24 Nov 2021
Using AWS to analyse Elephant Rumbles
Benjamin Ellis - AIMS CDT Student
As part of my second mini project in the AIMS CDT, I investigated the communication of African Elephants. This work was supervised by Andrew Markham and Beth Mortimer.
Elephants generate a wide range of vocalisations to communicate with one another, such as snorts, trumpets and infrasonic rumbles. Since these rumbles are so low frequency, they cannot be heard by the human ear, but can be detected either by microphones or seismometers. Some previous field work  had collected a large array of both seismic and microphone data over a 3-week deployment. The purpose of my project was to build a pipeline to cluster the data and try to derive some insight from that about elephant communication.

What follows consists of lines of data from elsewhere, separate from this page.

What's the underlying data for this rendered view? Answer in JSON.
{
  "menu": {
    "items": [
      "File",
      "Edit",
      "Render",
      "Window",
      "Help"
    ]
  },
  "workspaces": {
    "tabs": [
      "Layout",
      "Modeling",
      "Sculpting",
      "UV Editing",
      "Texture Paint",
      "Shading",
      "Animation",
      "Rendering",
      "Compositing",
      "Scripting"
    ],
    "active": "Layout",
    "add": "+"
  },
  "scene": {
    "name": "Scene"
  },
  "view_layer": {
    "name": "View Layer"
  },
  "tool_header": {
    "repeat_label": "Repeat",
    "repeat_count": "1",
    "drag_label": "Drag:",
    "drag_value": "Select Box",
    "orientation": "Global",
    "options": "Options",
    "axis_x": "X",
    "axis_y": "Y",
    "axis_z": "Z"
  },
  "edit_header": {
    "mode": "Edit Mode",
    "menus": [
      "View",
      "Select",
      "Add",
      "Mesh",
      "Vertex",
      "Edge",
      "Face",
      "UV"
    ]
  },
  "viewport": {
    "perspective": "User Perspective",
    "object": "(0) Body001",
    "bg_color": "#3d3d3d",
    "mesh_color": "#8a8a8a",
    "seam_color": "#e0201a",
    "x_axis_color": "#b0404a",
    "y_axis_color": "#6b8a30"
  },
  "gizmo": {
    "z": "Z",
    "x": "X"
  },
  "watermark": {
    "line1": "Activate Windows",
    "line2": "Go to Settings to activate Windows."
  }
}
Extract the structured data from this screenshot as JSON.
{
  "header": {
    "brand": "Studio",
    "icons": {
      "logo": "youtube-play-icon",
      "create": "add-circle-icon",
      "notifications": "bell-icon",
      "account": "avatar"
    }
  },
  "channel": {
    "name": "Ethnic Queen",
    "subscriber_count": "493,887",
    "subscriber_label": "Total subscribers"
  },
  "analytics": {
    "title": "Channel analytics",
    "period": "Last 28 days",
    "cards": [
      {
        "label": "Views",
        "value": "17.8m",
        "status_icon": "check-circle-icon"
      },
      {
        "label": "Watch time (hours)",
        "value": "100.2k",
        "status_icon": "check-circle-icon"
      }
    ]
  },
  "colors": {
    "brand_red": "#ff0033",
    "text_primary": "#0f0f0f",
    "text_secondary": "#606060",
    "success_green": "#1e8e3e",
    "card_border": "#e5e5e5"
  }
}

I decided to analyse the seismic data for this purpose because rumbles are very clearly visible there. However, even loading the data is quite a problem because there are 135 GB of these rumbles. Computing spectrograms on this much data is quite computationally intensive. Additionally, GPUs are required for running the neural networks in the detector, which detects elephant rumbles, and the clusterer, which clusters the resulting rumbles. I used the GPUs on AWS EC2 g4dn.4xlarge instances to train these networks. I also performed much of the code development on AWS because it was infeasible to run the loader, detector or clusterer locally. By caching the results of subsequent spectrogram computations, and using multiple loading threads, I was able to load this data relatively efficiently, reducing the time per epoch from over 100 hours to 22 minutes. I used contrastive predictive coding  to cluster the rumbles.
Some example clusters for the elephant data are shown below. In the data used here, the rumbles were detected by hand. There are two clear clusters here which correspond to two different seismic stations. This suggests that CPC is separating the two based on some properties of the background noise, or different set-up of the seismometer, rather than some aspect of elephant communication.
This could possibly be addressed by looking at the rumbles that were detected on multiple microphones and trying to predict the same rumble on another microphone. Tighter cropping of the rumbles would also possibly help.
We also tested clustering on some urban noises. The below image shows the clusters generated for the UrbanSound8K dataset.
You can see that while some of the classes, such as dog barks and gun shots, are well separated, others, such as air conditioners, are not convincingly clustered at all. In general the method seems better at clustering shorter sounds. This might be because it uses a fixed look-ahead parameter, which could be adjusted based on the input length.
Although the rumbles did not cluster in the way that was expected, the pipeline to load the data will be reusable in the future, and the clustering method demonstrated that it could easily separate the data. These will both be useful in future work to gain more insight into elephant communication.
 Michael Reinwald, Ben Moseley, Alexandre Szenicer, Tarje Nissen-Meyer, Sandy Oduor, Fritz Vollrath, Andrew Markham and Beth Mortimer. 2021 Seismic localization of elephant rumbles as a monitoring approach. J. R. Soc. Interface. 18. 20210264. http://doi.org/10.1098/rsif.2021.0264
 Aaron van den Oord, Yazhe Li, and Oriol Vinyals. Representation learning with contrastive predictive coding, 2019.